精力的な活動の理由としては、麻薬中毒による2年間の収容生活から復帰したペッパーがブランクを取り戻すべく心機一転張り切ったというのもあるでしょうが、裏の理由としてはクスリ代欲しさの小遣い稼ぎの意図もあったのかもしれません。この頃のペッパーはキャリアの中では比較的安定して活動していた時期ではありますが、それでも麻薬の悪癖を完全に克服できたわけではなく、常時クスリを必要としていました。コンテンポラリーはウェストコーストジャズを代表するレーベルではありましたが、おそらくそこからの収入だけでは足りなかったのかも、と邪推してしまいますね。
本盤は発売当時はLPではなく、オープンリールと言う8ミリテープのような媒体で発売されたもので、長らく幻の音源扱いでしたが、今ではCDで手軽に聴くことができます。録音年月は1957年4月。メンバーは西海岸を代表する黒人ピアニストであるカール・パーキンス(ピアノ)に同じく黒人のベン・タッカー(ベース)、ドラムにはチャック・フローレスと言う布陣で、タッカーとフローレスは「モダン・アート」にも参加しています。
収録曲は全12曲。もともとは2枚のアルバムに分かれていたものをCD1枚にまとめたため、かなりのボリュームです。オープニングの"Holiday Flight"とラストトラックの"Surf Ride"は1952年録音の名盤「サーフ・ライド」からの再演で、5年の月日を経て円熟した演奏となっています。それ以外は基本的に歌モノスタンダード中心ですが、こちらも"Too Close For Comfort”"Long Ago And Far Away""I Can't Believe That You're In Love With Me"など他のペッパー作品で聴かれる曲が収録されています。ペッパーのお気に入り曲だったのでしょう。中では"Long Ago And Far Away"が出色の出来栄えと思います。

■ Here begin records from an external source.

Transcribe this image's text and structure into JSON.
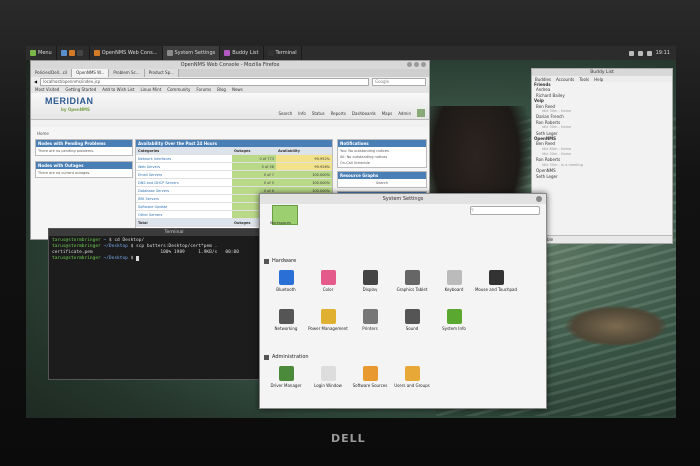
{
  "panel": {
    "menu_label": "Menu",
    "tasks": [
      {
        "label": "OpenNMS Web Cons..."
      },
      {
        "label": "System Settings"
      },
      {
        "label": "Buddy List"
      },
      {
        "label": "Terminal"
      }
    ],
    "clock": "19:11"
  },
  "firefox": {
    "title": "OpenNMS Web Console - Mozilla Firefox",
    "tabs": [
      {
        "label": "Policies/Dell...cil"
      },
      {
        "label": "OpenNMS W..."
      },
      {
        "label": "Problem Sc..."
      },
      {
        "label": "Product Sp..."
      }
    ],
    "url": "localhost/opennms/index.jsp",
    "search_placeholder": "Google",
    "bookmarks": [
      "Most Visited",
      "Getting Started",
      "Add to Wish List",
      "Linux Mint",
      "Community",
      "Forums",
      "Blog",
      "News"
    ],
    "logo": "MERIDIAN",
    "logo_sub": "by OpenNMS",
    "nav": [
      "Search",
      "Info",
      "Status",
      "Reports",
      "Dashboards",
      "Maps",
      "Admin"
    ],
    "breadcrumb": "Home",
    "left_panels": [
      {
        "title": "Nodes with Pending Problems",
        "body": "There are no pending problems."
      },
      {
        "title": "Nodes with Outages",
        "body": "There are no current outages."
      }
    ],
    "table": {
      "title": "Availability Over the Past 24 Hours",
      "headers": [
        "Categories",
        "Outages",
        "Availability"
      ],
      "rows": [
        {
          "category": "Network Interfaces",
          "outages": "0 of 773",
          "availability": "99.952%"
        },
        {
          "category": "Web Servers",
          "outages": "0 of 58",
          "availability": "99.926%"
        },
        {
          "category": "Email Servers",
          "outages": "0 of 7",
          "availability": "100.000%"
        },
        {
          "category": "DNS and DHCP Servers",
          "outages": "0 of 5",
          "availability": "100.000%"
        },
        {
          "category": "Database Servers",
          "outages": "0 of 6",
          "availability": "100.000%"
        },
        {
          "category": "JMX Servers",
          "outages": "0 of 5",
          "availability": "100.000%"
        },
        {
          "category": "Software Update",
          "outages": "0 of 37",
          "availability": "96.764%"
        },
        {
          "category": "Other Servers",
          "outages": "0 of 3",
          "availability": "100.000%"
        }
      ],
      "total": {
        "label": "Total",
        "outages": "Outages"
      },
      "footer": "Overall Service Availability"
    },
    "right_panels": [
      {
        "title": "Notifications",
        "lines": [
          "You: No outstanding notices",
          "All: No outstanding notices",
          "On-Call Schedule"
        ]
      },
      {
        "title": "Resource Graphs",
        "lines": [
          "Search"
        ]
      },
      {
        "title": "KSC Reports",
        "lines": [
          "Search"
        ]
      }
    ]
  },
  "terminal": {
    "title": "Terminal",
    "lines": [
      {
        "user": "tarus@stormbringer",
        "path": "~",
        "cmd": " $ cd Desktop/"
      },
      {
        "user": "tarus@stormbringer",
        "path": "~/Desktop",
        "cmd": " $ scp butters:Desktop/cert*pem ."
      },
      {
        "plain": "certificate.pem                         100% 1989     1.9KB/s   00:00"
      },
      {
        "user": "tarus@stormbringer",
        "path": "~/Desktop",
        "cmd": " $ "
      }
    ]
  },
  "buddy": {
    "title": "Buddy List",
    "menu": [
      "Buddies",
      "Accounts",
      "Tools",
      "Help"
    ],
    "rows": [
      {
        "text": "Friends",
        "kind": "grp"
      },
      {
        "text": "Andrea",
        "kind": "row"
      },
      {
        "text": "Richard Bailey",
        "kind": "row"
      },
      {
        "text": "Voip",
        "kind": "grp"
      },
      {
        "text": "Ben Reed",
        "kind": "row"
      },
      {
        "text": "Idle 30m - Home",
        "kind": "sub"
      },
      {
        "text": "Darian French",
        "kind": "row"
      },
      {
        "text": "Ron Roberts",
        "kind": "row"
      },
      {
        "text": "Idle 30m - Home",
        "kind": "sub"
      },
      {
        "text": "Seth Leger",
        "kind": "row"
      },
      {
        "text": "OpenNMS",
        "kind": "grp"
      },
      {
        "text": "Ben Reed",
        "kind": "row"
      },
      {
        "text": "Idle 60m - Home",
        "kind": "sub"
      },
      {
        "text": "Idle 30m - Home",
        "kind": "sub"
      },
      {
        "text": "Ron Roberts",
        "kind": "row"
      },
      {
        "text": "Idle 30m - In a meeting",
        "kind": "sub"
      },
      {
        "text": "OpenNMS",
        "kind": "row"
      },
      {
        "text": "Seth Leger",
        "kind": "row"
      }
    ],
    "status": "Available"
  },
  "settings": {
    "title": "System Settings",
    "top_item": "Workspaces",
    "sections": {
      "hardware": "Hardware",
      "administration": "Administration"
    },
    "hardware_row1": [
      {
        "label": "Bluetooth",
        "icon": "bluetooth-icon",
        "color": "#2a6fd6"
      },
      {
        "label": "Color",
        "icon": "color-icon",
        "color": "#e45a8a"
      },
      {
        "label": "Display",
        "icon": "display-icon",
        "color": "#444444"
      },
      {
        "label": "Graphics Tablet",
        "icon": "tablet-icon",
        "color": "#666666"
      },
      {
        "label": "Keyboard",
        "icon": "keyboard-icon",
        "color": "#bbbbbb"
      },
      {
        "label": "Mouse and Touchpad",
        "icon": "mouse-icon",
        "color": "#333333"
      }
    ],
    "hardware_row2": [
      {
        "label": "Networking",
        "icon": "network-icon",
        "color": "#555555"
      },
      {
        "label": "Power Management",
        "icon": "power-icon",
        "color": "#e0b030"
      },
      {
        "label": "Printers",
        "icon": "printer-icon",
        "color": "#777777"
      },
      {
        "label": "Sound",
        "icon": "sound-icon",
        "color": "#555555"
      },
      {
        "label": "System Info",
        "icon": "info-icon",
        "color": "#5aa82f"
      }
    ],
    "admin_row": [
      {
        "label": "Driver Manager",
        "icon": "driver-icon",
        "color": "#4a8a3a"
      },
      {
        "label": "Login Window",
        "icon": "login-icon",
        "color": "#dddddd"
      },
      {
        "label": "Software Sources",
        "icon": "sources-icon",
        "color": "#e89a30"
      },
      {
        "label": "Users and Groups",
        "icon": "users-icon",
        "color": "#e8a838"
      }
    ]
  },
  "bezel_logo": "DELL"
}
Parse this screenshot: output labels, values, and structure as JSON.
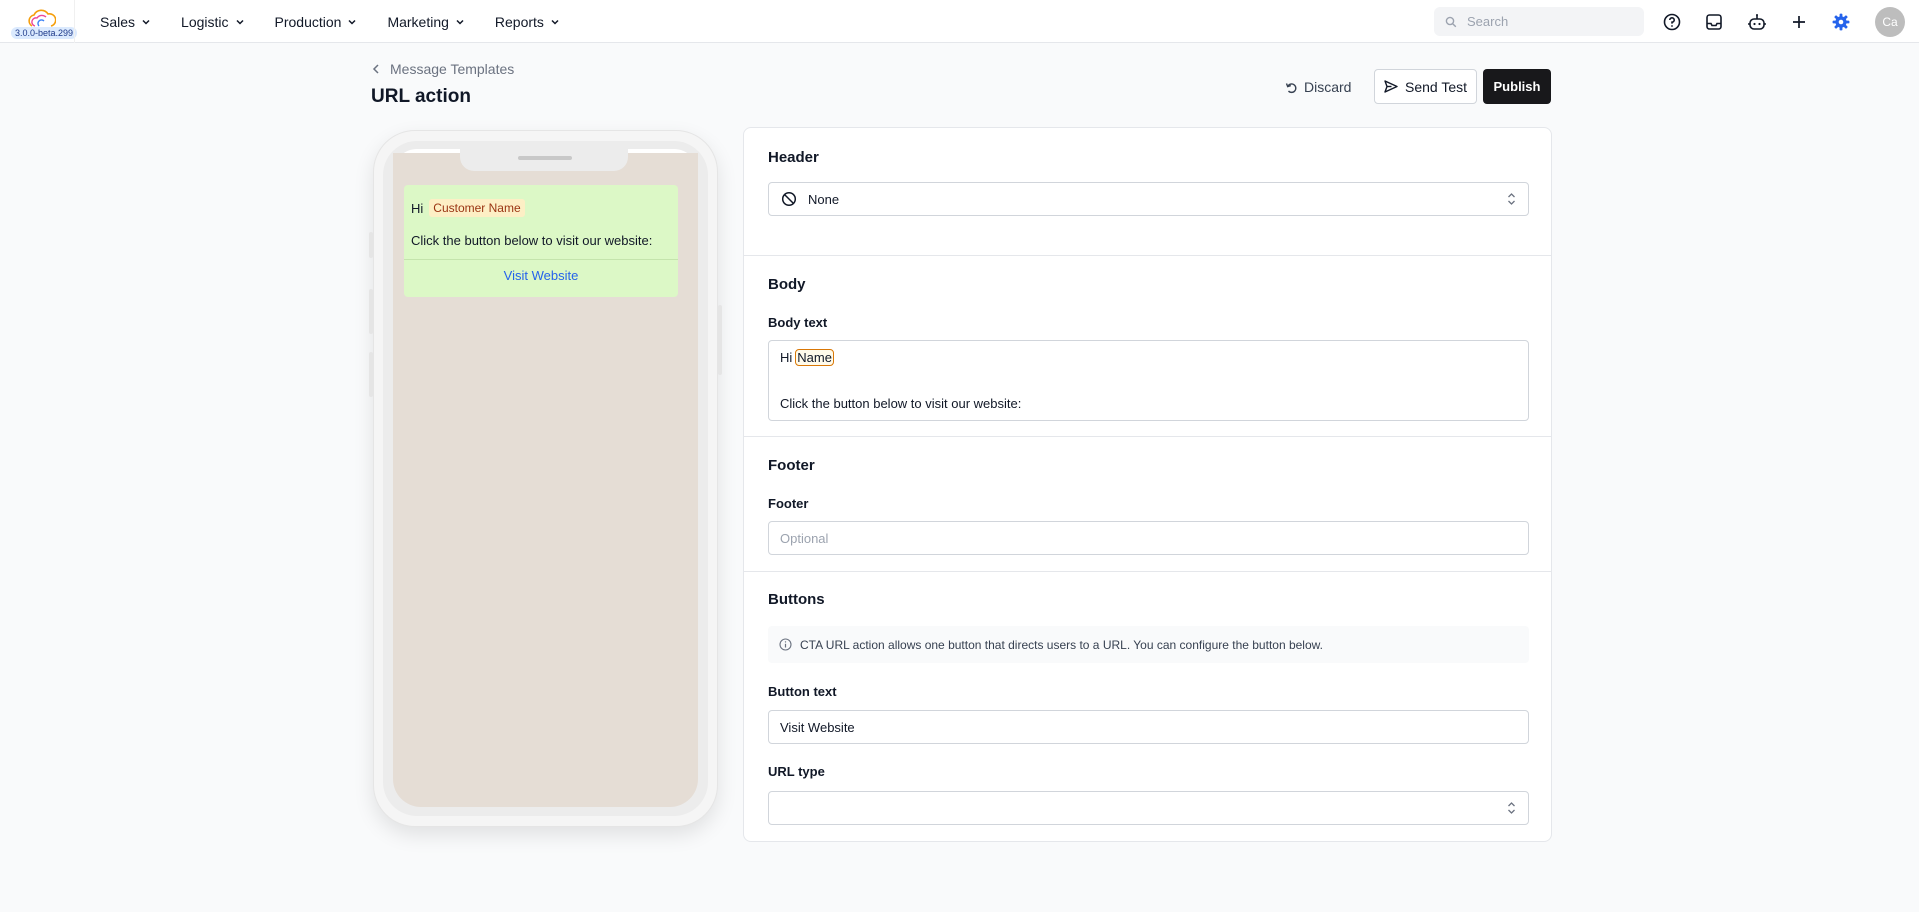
{
  "app": {
    "version": "3.0.0-beta.299"
  },
  "nav": {
    "items": [
      {
        "label": "Sales"
      },
      {
        "label": "Logistic"
      },
      {
        "label": "Production"
      },
      {
        "label": "Marketing"
      },
      {
        "label": "Reports"
      }
    ],
    "search_placeholder": "Search",
    "avatar_initials": "Ca"
  },
  "page": {
    "breadcrumb": "Message Templates",
    "title": "URL action",
    "discard_label": "Discard",
    "send_test_label": "Send Test",
    "publish_label": "Publish"
  },
  "preview": {
    "greeting": "Hi",
    "variable_chip": "Customer Name",
    "body_line": "Click the button below to visit our website:",
    "button_label": "Visit Website"
  },
  "form": {
    "header": {
      "title": "Header",
      "select_value": "None"
    },
    "body": {
      "title": "Body",
      "field_label": "Body text",
      "greeting": "Hi",
      "variable": "Name",
      "line2": "Click the button below to visit our website:"
    },
    "footer": {
      "title": "Footer",
      "field_label": "Footer",
      "placeholder": "Optional",
      "value": ""
    },
    "buttons": {
      "title": "Buttons",
      "info": "CTA URL action allows one button that directs users to a URL. You can configure the button below.",
      "button_text_label": "Button text",
      "button_text_value": "Visit Website",
      "url_type_label": "URL type",
      "url_type_value": ""
    }
  },
  "colors": {
    "accent": "#2563eb",
    "publish_bg": "#18181b",
    "bubble_bg": "#dcf8c6",
    "chat_bg": "#e5ddd5"
  }
}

それ以外でおススメはまずコール・ポーターの”Begin The Beguine"。スイング時代のアーティ・ショー楽団で有名な曲で、スモールコンボのバージョンは少ないですが、ここではペッパー流の見事な解釈で魅惑のミディアムチューンに仕上がっています。また、ペッパーは黒人ジャズメンの曲もちょくちょく取り上げますが、本作ではバド・パウエルの”Webb City"がそれに当たります。ハードドライビングなチャック・フローレスのドラム演奏に乗せて、ペッパーとカール・パーキンスがノリノリの演奏を繰り広げます。"Body And Soul"のバラード演奏やラテンナンバーの”The Breeze And I”も捨てがたいです。全部で65分弱という異例のボリュームのためさすがに後半にスタンダード曲が続くあたりややダレるのは否めませんが、それでも全体的なクオリティはさすがで、全盛期ペッパーの充実ぶりがよくわかる1枚です。